Geoexchange solves a problem facing most renewable energy - storage. Like a large thermal battery, the ground can store the heat for a long time, from six months to a year, due to the relatively slow groundwater flow through the soil.

“In the middle of summer, when we are making a lot of chilled water and we need somewhere to dump the heat off the hot side, we can dump it down a well,” Zmick said. “And we are just heating that soil around the well we drilled, and so in the wintertime when we are making a lot of chilled water and we need more hot water, we can pull it out and use it to heat buildings.”

Two studies on Grounds, conducted by Affiliated Engineers Inc. and FVB Energy, recommended geoexchange coupled with heat recovery chillers as a decarbonization strategy.

“By coupling the heat recovery chillers to geoexchange, we can have a system that is extremely efficient,” Zmick said. “And it can operate year-round because the closed-loop geoexchange systems operate most efficiently when we have both a heating and cooling load. You don’t want to overheat it or overcool it. You want to create this balanced geoexchange field that stores just enough heat to help you get through winter and stores enough cooling to get you through summer.”

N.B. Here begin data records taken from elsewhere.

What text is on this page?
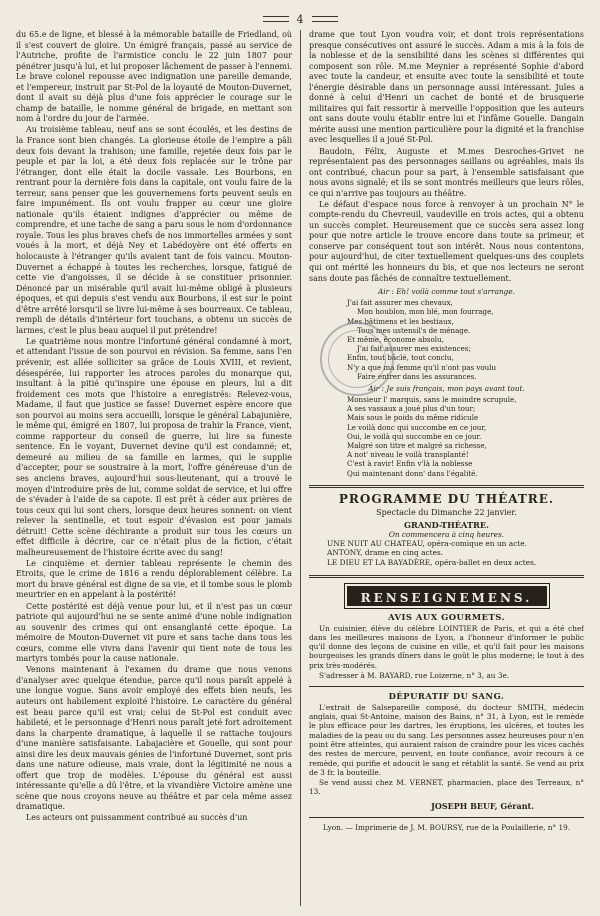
4

du 65.e de ligne, et blessé à la mémorable bataille de Friedland, où il s'est couvert de gloire. Un émigré français, passé au service de l'Autriche, profite de l'armistice conclu le 22 juin 1807 pour pénétrer jusqu'à lui, et lui proposer lâchement de passer à l'ennemi. Le brave colonel repousse avec indignation une pareille demande, et l'empereur, instruit par St-Pol de la loyauté de Mouton-Duvernet, dont il avait su déjà plus d'une fois apprécier le courage sur le champ de bataille, le nomme général de brigade, en mettant son nom à l'ordre du jour de l'armée.

Au troisième tableau, neuf ans se sont écoulés, et les destins de la France sont bien changés. La glorieuse étoile de l'empire a pâli deux fois devant la trahison; une famille, rejetée deux fois par le peuple et par la loi, a été deux fois replacée sur le trône par l'étranger, dont elle était la docile vassale. Les Bourbons, en rentrant pour la dernière fois dans la capitale, ont voulu faire de la terreur, sans penser que les gouvernemens forts peuvent seuls en faire impunément. Ils ont voulu frapper au cœur une gloire nationale qu'ils étaient indignes d'apprécier ou même de comprendre, et une tache de sang a paru sous le nom d'ordonnance royale. Tous les plus braves chefs de nos immortelles armées y sont voués à la mort, et déjà Ney et Labédoyère ont été offerts en holocauste à l'étranger qu'ils avaient tant de fois vaincu. Mouton-Duvernet a échappé à toutes les recherches, lorsque, fatigué de cette vie d'angoisses, il se décide à se constituer prisonnier. Dénoncé par un misérable qu'il avait lui-même obligé à plusieurs époques, et qui depuis s'est vendu aux Bourbons, il est sur le point d'être arrêté lorsqu'il se livre lui-même à ses bourreaux. Ce tableau, rempli de détails d'intérieur fort touchans, a obtenu un succès de larmes, c'est le plus beau auquel il put prétendre!

Le quatrième nous montre l'infortuné général condamné à mort, et attendant l'issue de son pourvoi en révision. Sa femme, sans l'en prévenir, est allée solliciter sa grâce de Louis XVIII, et revient, désespérée, lui rapporter les atroces paroles du monarque qui, insultant à la pitié qu'inspire une épouse en pleurs, lui a dit froidement ces mots que l'histoire a enregistrés: Relevez-vous, Madame, il faut que justice se fasse! Duvernet espère encore que son pourvoi au moins sera accueilli, lorsque le général Labajunière, le même qui, émigré en 1807, lui proposa de trahir la France, vient, comme rapporteur du conseil de guerre, lui lire sa funeste sentence. En le voyant, Duvernet devine qu'il est condamné; et, demeuré au milieu de sa famille en larmes, qui le supplie d'accepter, pour se soustraire à la mort, l'offre généreuse d'un de ses anciens braves, aujourd'hui sous-lieutenant, qui a trouvé le moyen d'introduire près de lui, comme soldat de service, et lui offre de s'évader à l'aide de sa capote. Il est prêt à céder aux prières de tous ceux qui lui sont chers, lorsque deux heures sonnent: on vient relever la sentinelle, et tout espoir d'évasion est pour jamais détruit! Cette scène déchirante a produit sur tous les cœurs un effet difficile à décrire, car ce n'était plus de la fiction, c'était malheureusement de l'histoire écrite avec du sang!

Le cinquième et dernier tableau représente le chemin des Etroits, que le crime de 1816 a rendu déplorablement célèbre. La mort du brave général est digne de sa vie, et il tombe sous le plomb meurtrier en en appelant à la postérité!

Cette postérité est déjà venue pour lui, et il n'est pas un cœur patriote qui aujourd'hui ne se sente animé d'une noble indignation au souvenir des crimes qui ont ensanglanté cette époque. La mémoire de Mouton-Duvernet vit pure et sans tache dans tous les cœurs, comme elle vivra dans l'avenir qui tient note de tous les martyrs tombés pour la cause nationale.

Venons maintenant à l'examen du drame que nous venons d'analyser avec quelque étendue, parce qu'il nous paraît appelé à une longue vogue. Sans avoir employé des effets bien neufs, les auteurs ont habilement exploité l'histoire. Le caractère du général est beau parce qu'il est vrai; celui de St-Pol est conduit avec habileté, et le personnage d'Henri nous paraît jeté fort adroitement dans la charpente dramatique, à laquelle il se rattache toujours d'une manière satisfaisante. Labajacière et Gouelle, qui sont pour ainsi dire les deux mauvais génies de l'infortuné Duvernet, sont pris dans une nature odieuse, mais vraie, dont la légitimité ne nous a offert que trop de modèles. L'épouse du général est aussi intéressante qu'elle a dû l'être, et la vivandière Victoire amène une scène que nous croyons neuve au théâtre et par cela même assez dramatique.

Les acteurs ont puissamment contribué au succès d'un

drame que tout Lyon voudra voir, et dont trois représentations presque consécutives ont assuré le succès. Adam a mis à la fois de la noblesse et de la sensibilité dans les scènes si différentes qui composent son rôle. M.me Meynier a représenté Sophie d'abord avec toute la candeur, et ensuite avec toute la sensibilité et toute l'énergie désirable dans un personnage aussi intéressant. Jules a donné à celui d'Henri un cachet de bonté et de brusquerie militaires qui fait ressortir à merveille l'opposition que les auteurs ont sans doute voulu établir entre lui et l'infâme Gouelle. Dangain mérite aussi une mention particulière pour la dignité et la franchise avec lesquelles il a joué St-Pol.

Baudoin, Félix, Auguste et M.mes Desroches-Grivet ne représentaient pas des personnages saillans ou agréables, mais ils ont contribué, chacun pour sa part, à l'ensemble satisfaisant que nous avons signalé; et ils se sont montrés meilleurs que leurs rôles, ce qui n'arrive pas toujours au théâtre.

Le défaut d'espace nous force à renvoyer à un prochain N° le compte-rendu du Chevreuil, vaudeville en trois actes, qui a obtenu un succès complet. Heureusement que ce succès sera assez long pour que notre article le trouve encore dans toute sa primeur, et conserve par conséquent tout son intérêt. Nous nous contentons, pour aujourd'hui, de citer textuellement quelques-uns des couplets qui ont mérité les honneurs du bis, et que nos lecteurs ne seront sans doute pas fâchés de connaître textuellement.

Air : Eh! voilà comme tout s'arrange.
J'ai fait assurer mes chevaux,
Mon houblon, mon blé, mon fourrage,
Mes bâtimens et les bestiaux,
Tous mes ustensil's de ménage.
Et même, économe absolu,
J'ai fait assurer mes existences;
Enfin, tout bâclé, tout conclu,
N'y a que ma femme qu'il n'ont pas voulu
Faire entrer dans les assurances.
Air : Je suis français, mon pays avant tout.
Monsieur l' marquis, sans le moindre scrupule,
A ses vassaux a joué plus d'un tour;
Mais sous le poids du même ridicule
Le voilà donc qui succombe en ce jour,
Oui, le voilà qui succombe en ce jour.
Malgré son titre et malgré sa richesse,
A not' niveau le voilà transplanté!
C'est à ravir! Enfin v'là la noblesse
Qui maintenant donn' dans l'égalité.
PROGRAMME DU THÉATRE.
Spectacle du Dimanche 22 janvier.
GRAND-THÉATRE.
On commencera à cinq heures.
UNE NUIT AU CHATEAU, opéra-comique en un acte.
ANTONY, drame en cinq actes.
LE DIEU ET LA BAYADÈRE, opéra-ballet en deux actes.
RENSEIGNEMENS.
AVIS AUX GOURMETS.

Un cuisinier, élève du célèbre LOINTIER de Paris, et qui a été chef dans les meilleures maisons de Lyon, a l'honneur d'informer le public qu'il donne des leçons de cuisine en ville, et qu'il fait pour les maisons bourgeoises les grands dîners dans le goût le plus moderne; le tout à des prix très-modérés.

S'adresser à M. BAYARD, rue Loizerne, n° 3, au 3e.

DÉPURATIF DU SANG.

L'extrait de Salsepareille composé, du docteur SMITH, médecin anglais, quai St-Antoine, maison des Bains, n° 31, à Lyon, est le remède le plus efficace pour les dartres, les éruptions, les ulcères, et toutes les maladies de la peau ou du sang. Les personnes assez heureuses pour n'en point être atteintes, qui auraient raison de craindre pour les vices cachés des restes de mercure, peuvent, en toute confiance, avoir recours à ce remède, qui purifie et adoucit le sang et rétablit la santé. Se vend au prix de 3 fr. la bouteille.

Se vend aussi chez M. VERNET, pharmacien, place des Terreaux, n° 13.

JOSEPH BEUF, Gérant.
Lyon. — Imprimerie de J. M. BOURSY, rue de la Poulaillerie, n° 19.
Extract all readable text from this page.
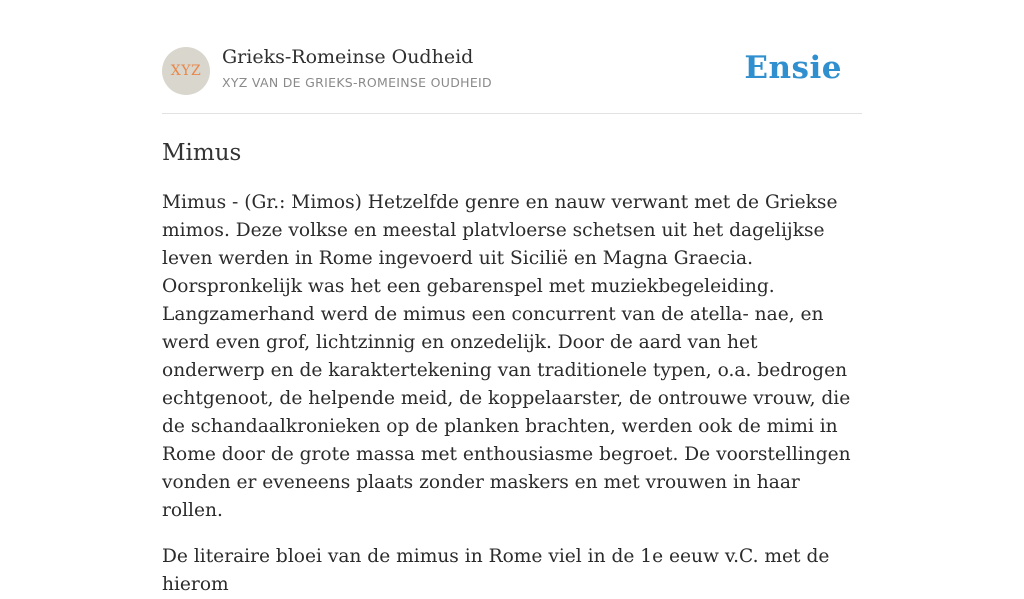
XYZ
Grieks-Romeinse Oudheid
XYZ VAN DE GRIEKS-ROMEINSE OUDHEID	Ensie
Mimus

Mimus - (Gr.: Mimos) Hetzelfde genre en nauw verwant met de Griekse mimos. Deze volkse en meestal platvloerse schetsen uit het dagelijkse leven werden in Rome ingevoerd uit Sicilië en Magna Graecia. Oorspronkelijk was het een gebarenspel met muziekbegeleiding. Langzamerhand werd de mimus een concurrent van de atella- nae, en werd even grof, lichtzinnig en onzedelijk. Door de aard van het onderwerp en de karaktertekening van traditionele typen, o.a. bedrogen echtgenoot, de helpende meid, de koppelaarster, de ontrouwe vrouw, die de schandaalkronieken op de planken brachten, werden ook de mimi in Rome door de grote massa met enthousiasme begroet. De voorstellingen vonden er eveneens plaats zonder maskers en met vrouwen in haar rollen.

De literaire bloei van de mimus in Rome viel in de 1e eeuw v.C. met de hierom
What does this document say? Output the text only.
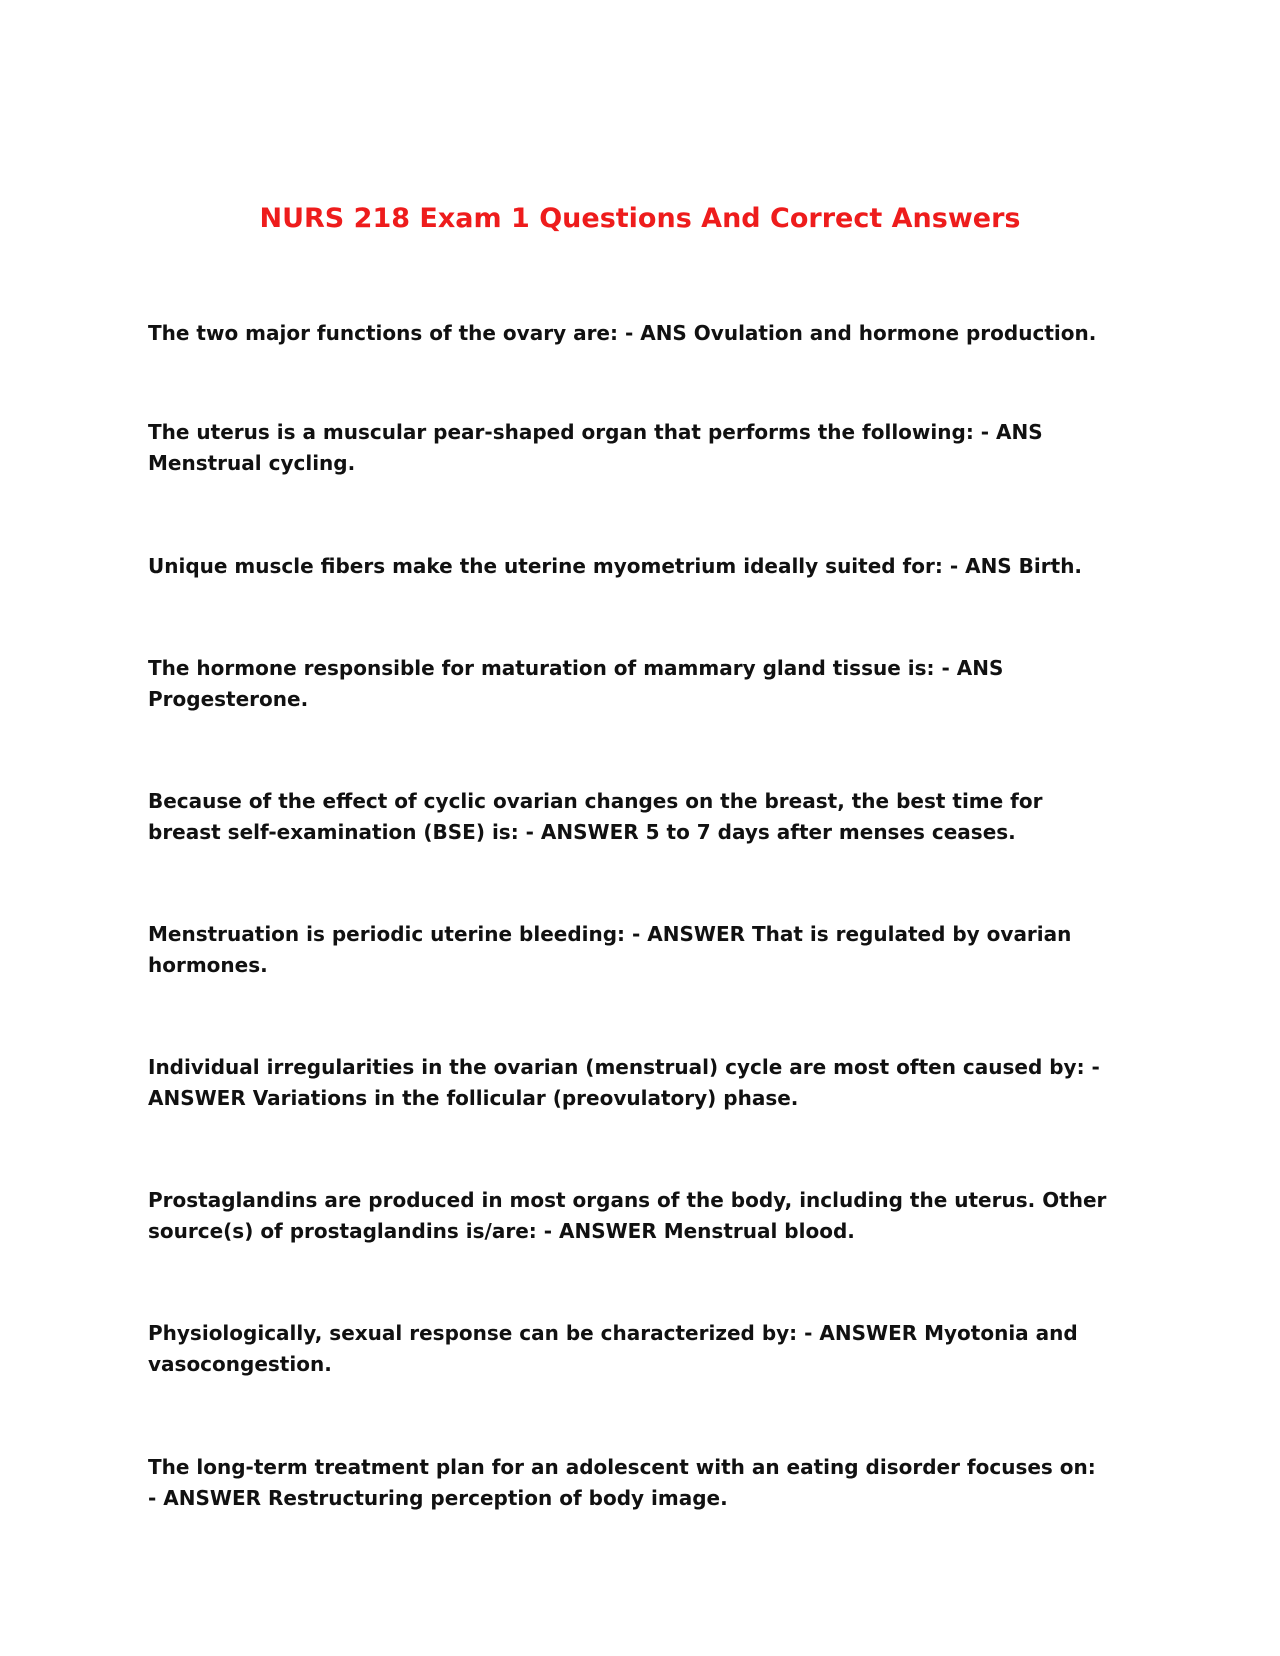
NURS 218 Exam 1 Questions And Correct Answers

The two major functions of the ovary are: - ANS Ovulation and hormone production.

The uterus is a muscular pear-shaped organ that performs the following: - ANS Menstrual cycling.

Unique muscle fibers make the uterine myometrium ideally suited for: - ANS Birth.

The hormone responsible for maturation of mammary gland tissue is: - ANS Progesterone.

Because of the effect of cyclic ovarian changes on the breast, the best time for breast self-examination (BSE) is: - ANSWER 5 to 7 days after menses ceases.

Menstruation is periodic uterine bleeding: - ANSWER That is regulated by ovarian hormones.

Individual irregularities in the ovarian (menstrual) cycle are most often caused by: - ANSWER Variations in the follicular (preovulatory) phase.

Prostaglandins are produced in most organs of the body, including the uterus. Other source(s) of prostaglandins is/are: - ANSWER Menstrual blood.

Physiologically, sexual response can be characterized by: - ANSWER Myotonia and vasocongestion.

The long-term treatment plan for an adolescent with an eating disorder focuses on: - ANSWER Restructuring perception of body image.
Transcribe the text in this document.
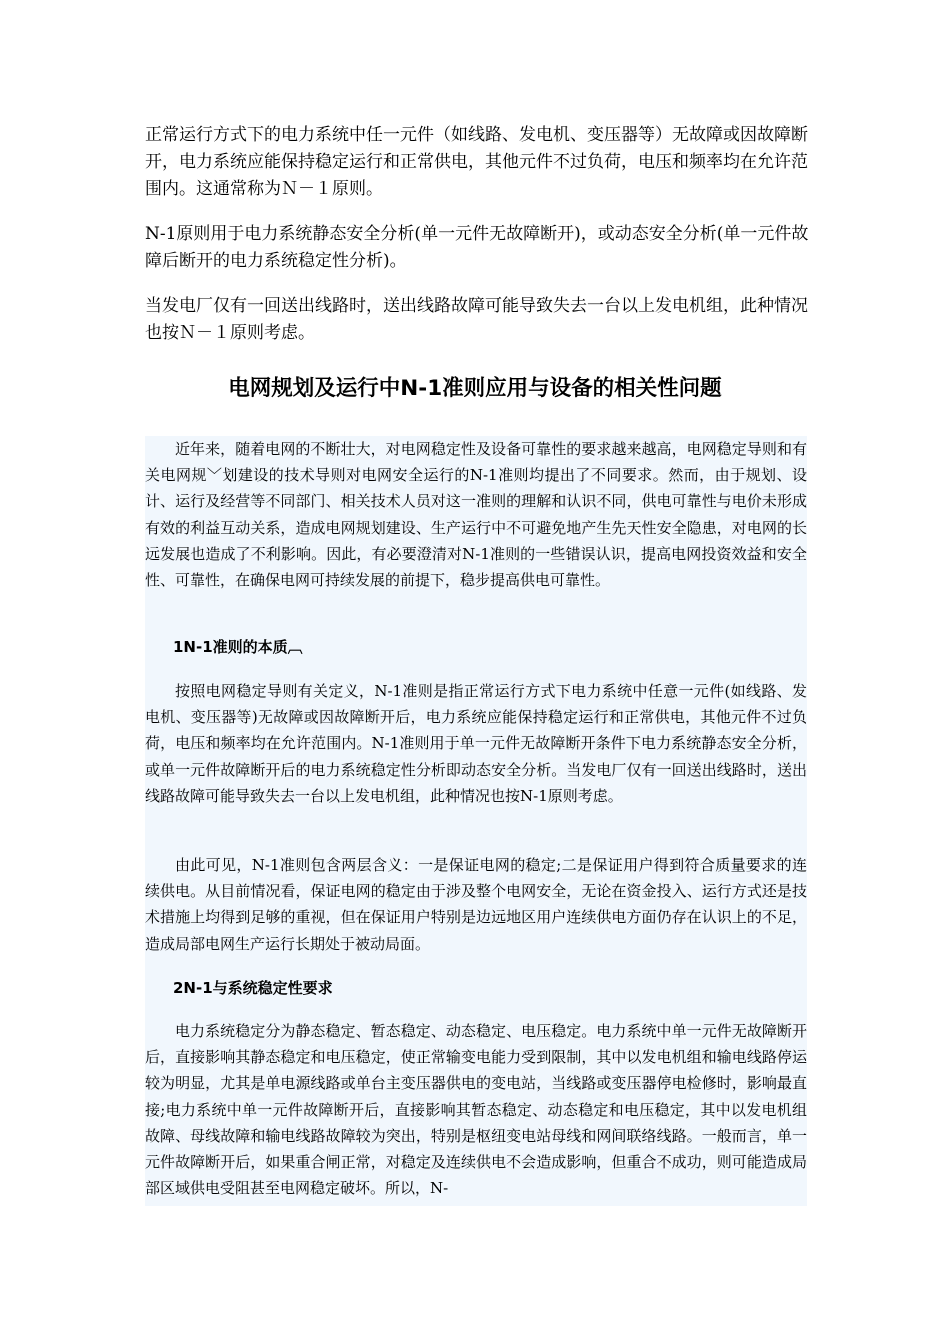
正常运行方式下的电力系统中任一元件（如线路、发电机、变压器等）无故障或因故障断开，电力系统应能保持稳定运行和正常供电，其他元件不过负荷，电压和频率均在允许范围内。这通常称为Ｎ－１原则。

N-1原则用于电力系统静态安全分析(单一元件无故障断开)，或动态安全分析(单一元件故障后断开的电力系统稳定性分析)。

当发电厂仅有一回送出线路时，送出线路故障可能导致失去一台以上发电机组，此种情况也按Ｎ－１原则考虑。

电网规划及运行中N-1准则应用与设备的相关性问题

近年来，随着电网的不断壮大，对电网稳定性及设备可靠性的要求越来越高，电网稳定导则和有关电网规﹀划建设的技术导则对电网安全运行的N-1准则均提出了不同要求。然而，由于规划、设计、运行及经营等不同部门、相关技术人员对这一准则的理解和认识不同，供电可靠性与电价未形成有效的利益互动关系，造成电网规划建设、生产运行中不可避免地产生先天性安全隐患，对电网的长远发展也造成了不利影响。因此，有必要澄清对N-1准则的一些错误认识，提高电网投资效益和安全性、可靠性，在确保电网可持续发展的前提下，稳步提高供电可靠性。

1N-1准则的本质︹

按照电网稳定导则有关定义，N-1准则是指正常运行方式下电力系统中任意一元件(如线路、发电机、变压器等)无故障或因故障断开后，电力系统应能保持稳定运行和正常供电，其他元件不过负荷，电压和频率均在允许范围内。N-1准则用于单一元件无故障断开条件下电力系统静态安全分析，或单一元件故障断开后的电力系统稳定性分析即动态安全分析。当发电厂仅有一回送出线路时，送出线路故障可能导致失去一台以上发电机组，此种情况也按N-1原则考虑。

由此可见，N-1准则包含两层含义：一是保证电网的稳定;二是保证用户得到符合质量要求的连续供电。从目前情况看，保证电网的稳定由于涉及整个电网安全，无论在资金投入、运行方式还是技术措施上均得到足够的重视，但在保证用户特别是边远地区用户连续供电方面仍存在认识上的不足，造成局部电网生产运行长期处于被动局面。

2N-1与系统稳定性要求

电力系统稳定分为静态稳定、暂态稳定、动态稳定、电压稳定。电力系统中单一元件无故障断开后，直接影响其静态稳定和电压稳定，使正常输变电能力受到限制，其中以发电机组和输电线路停运较为明显，尤其是单电源线路或单台主变压器供电的变电站，当线路或变压器停电检修时，影响最直接;电力系统中单一元件故障断开后，直接影响其暂态稳定、动态稳定和电压稳定，其中以发电机组故障、母线故障和输电线路故障较为突出，特别是枢纽变电站母线和网间联络线路。一般而言，单一元件故障断开后，如果重合闸正常，对稳定及连续供电不会造成影响，但重合不成功，则可能造成局部区域供电受阻甚至电网稳定破坏。所以，N-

The combination of the systems increases the base efficiency.

“A chiller is about 300% efficient, which means for every unit of electricity in, we get three units of energy out,” Zmick said. “When we capture the heat that is typically rejected in the cooling towers, we get an additional 300% efficiency.”

Ray Carpenter, Richard Hopkins and Jason Yowell work on the drill site at the Fontaine Research Park. (Photo by Dan Addison, University Communications)

Richard Hopkins of Wilson Well Drilling from Ruckersville drilled the first test hole at the southeast edge of the Fontaine Research Park parking lot, reaching 600 feet in two days. The rig rattled a little as the drill bit encountered granite and sandstone, layers which were expected, according to Paul Stevens, an engineering and energy systems manager at Facilities Management.

“We have to let the wells sit for five to seven days so the heat from the boring can dissipate,” Zmick said. “Then we will connect the thermal test unit to the bores and gain insight into the thermal conductivity and heat storage capacity of each well.”

The test bores provide information for larger potential projects in the future, Zmick said.

“Our first production bore field will be associated with a new plant that we are building at Fontaine to support the biotech building and eventually the entire precinct,” he said. “This production field will be completed in 2024.”

Two wells will be used for geophysical testing, looking more specifically at the geology layer by layer. Zmick said the rock underneath Grounds is believed to be heavy in graphite, which he said could increase its heat retention by 30 times.

The other test bores will be drilled near the Leake Building; outside the parking lot at The Park; near the Afghan Kabob restaurant, adjacent to the Lambeth Field apartments; at the Emmet-Ivy Corridor construction site; just north of Carr’s Hill field; just outside the parking lot at Scott Stadium; and at Nameless Field.

Once the testing is over, at least one well will remain accessible for academic research, Zmick said.